Because of incompatible wireless technologies, trucks made by different manufacturers can’t yet platoon together. And each country has slightly different road platooning regulations. But the organizers of the challenge hope it will help standardize European rules and technologies needed for commercial truck platooning.
“The results of this first-ever major tryout in Europe are promising,” said the Netherlands’ minister for infrastructure and the environment, Melanie Schultz van Haegen, according to TruckingInfo.com. “This will open the door for upscaled, cross-border truck platooning.”
Electric drizzle
A solar panel that can generate electricity from rainwater? Strange as it sounds, scientists in China have developed just that.
The researchers at Ocean University of China and Yunnan Normal University created a solar panel with a layer of graphene, a one-atom-thick sheet of pure carbon that is highly electrically conductive. The graphene attracts natural salts found in raindrops and creates layers of positive and negative ions, which then act like a capacitor to store electrical energy.
In tests, the graphene-modified solar panel generated hundreds of microvolts of electricity from simulated rainwater, according to IEEE Spectrum. —M.C.
Just the highlights
Trying to read web content on a computer, tablet, or smartphone is hard enough with all the pop-up ads and other distractions, so we often resort to skimming online articles as we quickly scroll down the pages.
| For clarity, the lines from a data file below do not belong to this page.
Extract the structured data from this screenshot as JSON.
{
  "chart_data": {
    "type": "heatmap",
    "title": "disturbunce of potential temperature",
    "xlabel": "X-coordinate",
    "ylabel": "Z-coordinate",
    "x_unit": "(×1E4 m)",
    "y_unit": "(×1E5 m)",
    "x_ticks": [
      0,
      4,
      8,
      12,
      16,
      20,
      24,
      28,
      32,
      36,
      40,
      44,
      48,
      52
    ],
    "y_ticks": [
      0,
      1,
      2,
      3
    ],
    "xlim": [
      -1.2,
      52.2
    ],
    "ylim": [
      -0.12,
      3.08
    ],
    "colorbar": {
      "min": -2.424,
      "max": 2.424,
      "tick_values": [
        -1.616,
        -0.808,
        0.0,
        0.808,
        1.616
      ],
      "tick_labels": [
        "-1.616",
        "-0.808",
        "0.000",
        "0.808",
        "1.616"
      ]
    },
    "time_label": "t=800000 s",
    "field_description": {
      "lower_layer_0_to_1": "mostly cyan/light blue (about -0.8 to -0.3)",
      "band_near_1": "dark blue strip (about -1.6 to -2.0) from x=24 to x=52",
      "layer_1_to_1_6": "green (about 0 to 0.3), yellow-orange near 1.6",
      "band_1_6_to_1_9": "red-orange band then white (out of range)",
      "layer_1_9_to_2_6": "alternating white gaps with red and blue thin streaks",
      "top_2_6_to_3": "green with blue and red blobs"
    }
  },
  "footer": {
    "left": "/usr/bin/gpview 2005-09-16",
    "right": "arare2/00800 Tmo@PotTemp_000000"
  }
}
But the very act of scrolling works against us. Motion blur makes it difficult to focus on the words, and the content isn’t in the window long enough for us to comprehend it.
A new scrolling technique under development at Aalto University in Finland may solve that problem, helping us scroll through online documents even more quickly and with better recall.
The browsing tool, called Spotlights, locates visually important elements on a web page—such as headlines, tables, or pictures—and briefly freezes and displays them in a separate, transparent layer as the user continues scrolling down the page.
“It chooses what you should focus [on] and allows you enough time to do that,” Byungjoo Lee, a postdoctoral researcher who helped develop the tool, said in a university press release. Lee’s team found that people using the tool were able to scroll at a rate of as many as 20 pages per second and still retain information. —M.C.